Scientists from the Florida campus of The Scripps Research Institute (TSRI) have developed a new method of screening more than three million combinations of interactions between RNA and small molecules to identify the best targets on RNA as well as the most promising potential drug compounds. This novel technology may lead to more efficient drug development.
The study was published in the October 9, 2012 issue of the journal Nature Communications.
RNA has multiple biological functions, including encoding and translating proteins from genes and regulating the amount of protein expressed under various cellular conditions. Recent studies have identified RNA as a "molecular switch" that controls cellular events such as gene expression, making RNA an attractive target for small molecules that serve as chemical genetics probes, analytical tools or potential drugs.
However, to date information on which small molecules bind to which parts (structural motifs) of RNA has been sparse, hampering this promising area of research and development. That's where the new study comes in.
"For the first time we have been able to probe what types of small molecules would be good lead drugs to target RNA by probing millions of RNA-ligand combinations," said Matthew Disney, an associate professor at TSRI who authored the study with graduate student Tuan Tran. "In a viral genome, for example, RNA folds such as hairpin loops contribute to disease, but we don't know which hairpin loops should we focus on. In the study, we were able to define those RNA motifs, including hairpin loops, that bind to small molecules and the types of small molecules that bind to RNA."

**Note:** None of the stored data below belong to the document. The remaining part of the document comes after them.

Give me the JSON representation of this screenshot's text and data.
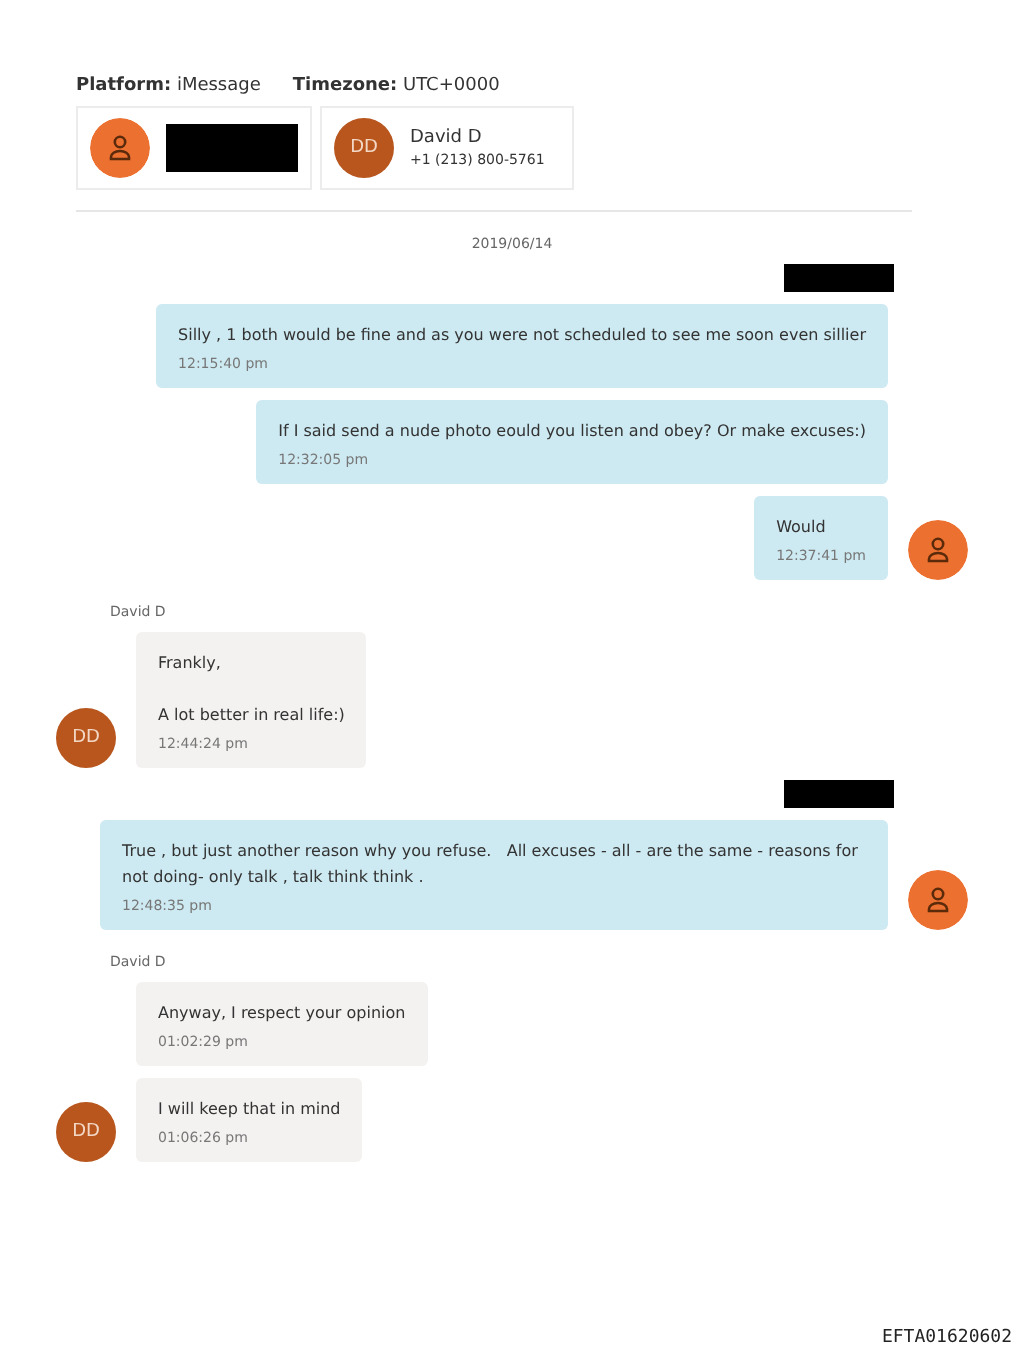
{
  "header": {
    "platform_label": "Platform:",
    "platform": "iMessage",
    "timezone_label": "Timezone:",
    "timezone": "UTC+0000"
  },
  "participants": [
    {
      "kind": "owner",
      "redacted": true
    },
    {
      "kind": "contact",
      "initials": "DD",
      "name": "David D",
      "phone": "+1 (213) 800-5761"
    }
  ],
  "date": "2019/06/14",
  "groups": [
    {
      "kind": "outgoing",
      "sender_redacted": true,
      "messages": [
        {
          "text": "Silly , 1 both would be fine and as you were not scheduled to see me soon even sillier",
          "time": "12:15:40 pm"
        },
        {
          "text": "If I said send a nude photo eould you listen and obey? Or make excuses:)",
          "time": "12:32:05 pm"
        },
        {
          "text": "Would",
          "time": "12:37:41 pm"
        }
      ]
    },
    {
      "kind": "incoming",
      "sender": "David D",
      "initials": "DD",
      "messages": [
        {
          "text": "Frankly,\n\nA lot better in real life:)",
          "time": "12:44:24 pm"
        }
      ]
    },
    {
      "kind": "outgoing",
      "sender_redacted": true,
      "messages": [
        {
          "text": "True , but just another reason why you refuse.   All excuses - all - are the same - reasons for not doing- only talk , talk think think .",
          "time": "12:48:35 pm"
        }
      ]
    },
    {
      "kind": "incoming",
      "sender": "David D",
      "initials": "DD",
      "messages": [
        {
          "text": "Anyway, I respect your opinion",
          "time": "01:02:29 pm"
        },
        {
          "text": "I will keep that in mind",
          "time": "01:06:26 pm"
        }
      ]
    }
  ],
  "footer": "EFTA01620602"
}
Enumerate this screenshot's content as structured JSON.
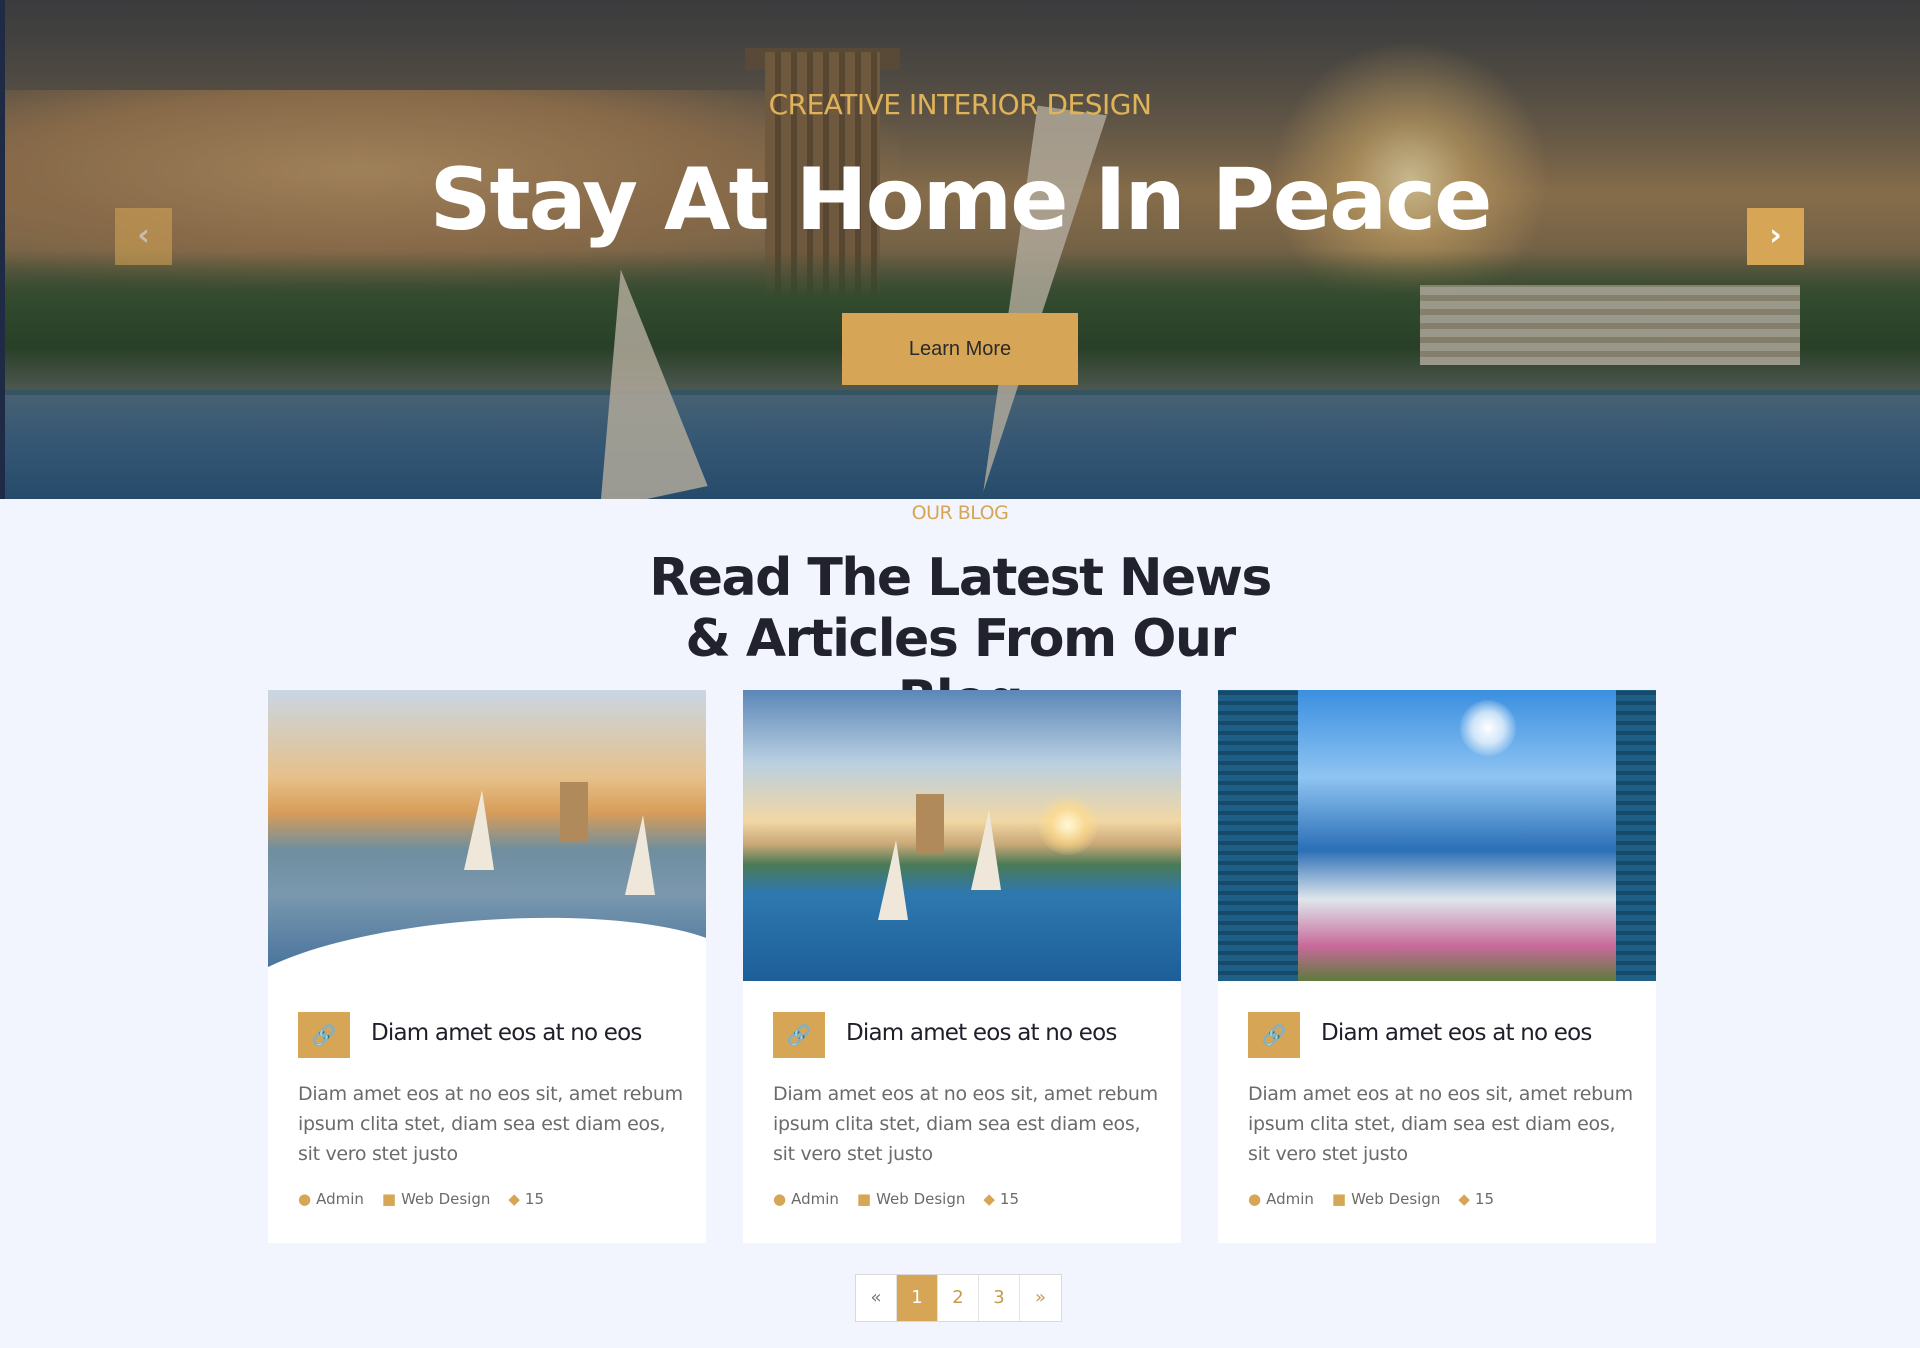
{
  "hero": {
    "subtitle": "CREATIVE INTERIOR DESIGN",
    "title": "Stay At Home In Peace",
    "button_label": "Learn More",
    "prev_arrow": "‹",
    "next_arrow": "›"
  },
  "blog": {
    "label": "OUR BLOG",
    "title": "Read The Latest News & Articles From Our Blog",
    "posts": [
      {
        "title": "Diam amet eos at no eos",
        "excerpt": "Diam amet eos at no eos sit, amet rebum ipsum clita stet, diam sea est diam eos, sit vero stet justo",
        "author": "Admin",
        "category": "Web Design",
        "comments": "15",
        "image_icon": "egypt-sailboats-image"
      },
      {
        "title": "Diam amet eos at no eos",
        "excerpt": "Diam amet eos at no eos sit, amet rebum ipsum clita stet, diam sea est diam eos, sit vero stet justo",
        "author": "Admin",
        "category": "Web Design",
        "comments": "15",
        "image_icon": "nile-sunset-image"
      },
      {
        "title": "Diam amet eos at no eos",
        "excerpt": "Diam amet eos at no eos sit, amet rebum ipsum clita stet, diam sea est diam eos, sit vero stet justo",
        "author": "Admin",
        "category": "Web Design",
        "comments": "15",
        "image_icon": "santorini-window-image"
      }
    ]
  },
  "pagination": {
    "prev": "«",
    "pages": [
      "1",
      "2",
      "3"
    ],
    "active": "1",
    "next": "»"
  },
  "colors": {
    "accent": "#d6a656",
    "background": "#f2f5fd",
    "heading": "#22222e"
  },
  "icons": {
    "link": "link-icon",
    "author": "user-icon",
    "category": "folder-icon",
    "comments": "comments-icon"
  }
}
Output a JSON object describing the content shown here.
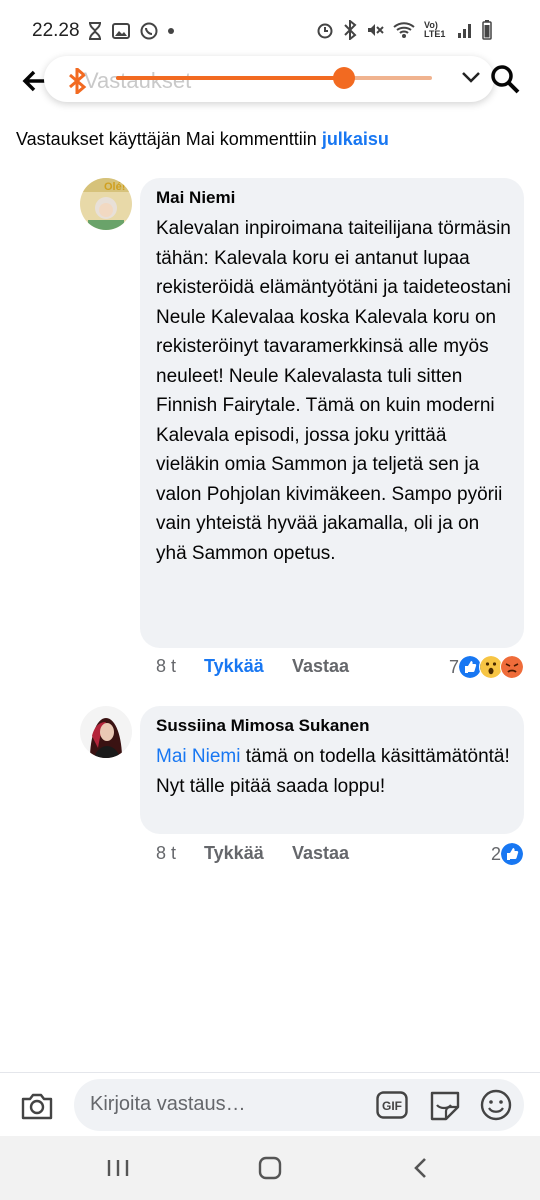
{
  "status_bar": {
    "time": "22.28",
    "lte_label": "Vo) LTE1"
  },
  "top_bar": {
    "search_placeholder": "Vastaukset"
  },
  "header": {
    "prefix": "Vastaukset käyttäjän Mai kommenttiin ",
    "link": "julkaisu"
  },
  "comments": [
    {
      "author": "Mai Niemi",
      "text": "Kalevalan inpiroimana taiteilijana törmäsin tähän: Kalevala koru ei antanut lupaa rekisteröidä elämäntyötäni ja taideteostani Neule Kalevalaa koska Kalevala koru on rekisteröinyt tavaramerkkinsä alle myös neuleet! Neule Kalevalasta tuli sitten Finnish Fairytale. Tämä on kuin moderni Kalevala episodi, jossa joku yrittää vieläkin omia Sammon ja teljetä sen ja valon Pohjolan kivimäkeen. Sampo pyörii vain yhteistä hyvää jakamalla, oli ja on yhä Sammon opetus.",
      "time": "8 t",
      "like_label": "Tykkää",
      "reply_label": "Vastaa",
      "reaction_count": "7",
      "liked": true
    },
    {
      "author": "Sussiina Mimosa Sukanen",
      "mention": "Mai Niemi",
      "text": " tämä on todella käsittämätöntä! Nyt tälle pitää saada loppu!",
      "time": "8 t",
      "like_label": "Tykkää",
      "reply_label": "Vastaa",
      "reaction_count": "2",
      "liked": false
    }
  ],
  "composer": {
    "placeholder": "Kirjoita vastaus…",
    "gif_label": "GIF"
  },
  "colors": {
    "link_blue": "#1877f2",
    "bubble_gray": "#f0f2f5",
    "slider_orange": "#f26a21"
  },
  "icons": [
    "back-arrow-icon",
    "bluetooth-icon",
    "chevron-down-icon",
    "search-icon",
    "camera-icon",
    "gif-icon",
    "sticker-icon",
    "emoji-icon",
    "like-reaction-icon",
    "wow-reaction-icon",
    "angry-reaction-icon"
  ]
}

Disney notes that larger, more chemically diverse small molecule libraries could be screened to provide additional ligands with an affinity for RNA recognition, plus additional RNA motifs preferred by small molecules. The new method could be used to create easily accessible small molecule libraries biased towards binding to RNA.
The new technology will also be used in a computer program designed by Disney that brings together information on the interaction between small molecules and RNA with data on the RNA folds present in segments of the human genome that contribute to specific human diseases.
The study, "Identifying the Preferred RNA Motifs and Chemotypes that Interact by Probing Millions of Combinations," was supported by National Institutes of Health (grant R01 GM079235), the Camille and Henry Dreyfus Foundation and the Research Corporation for Science Advancement.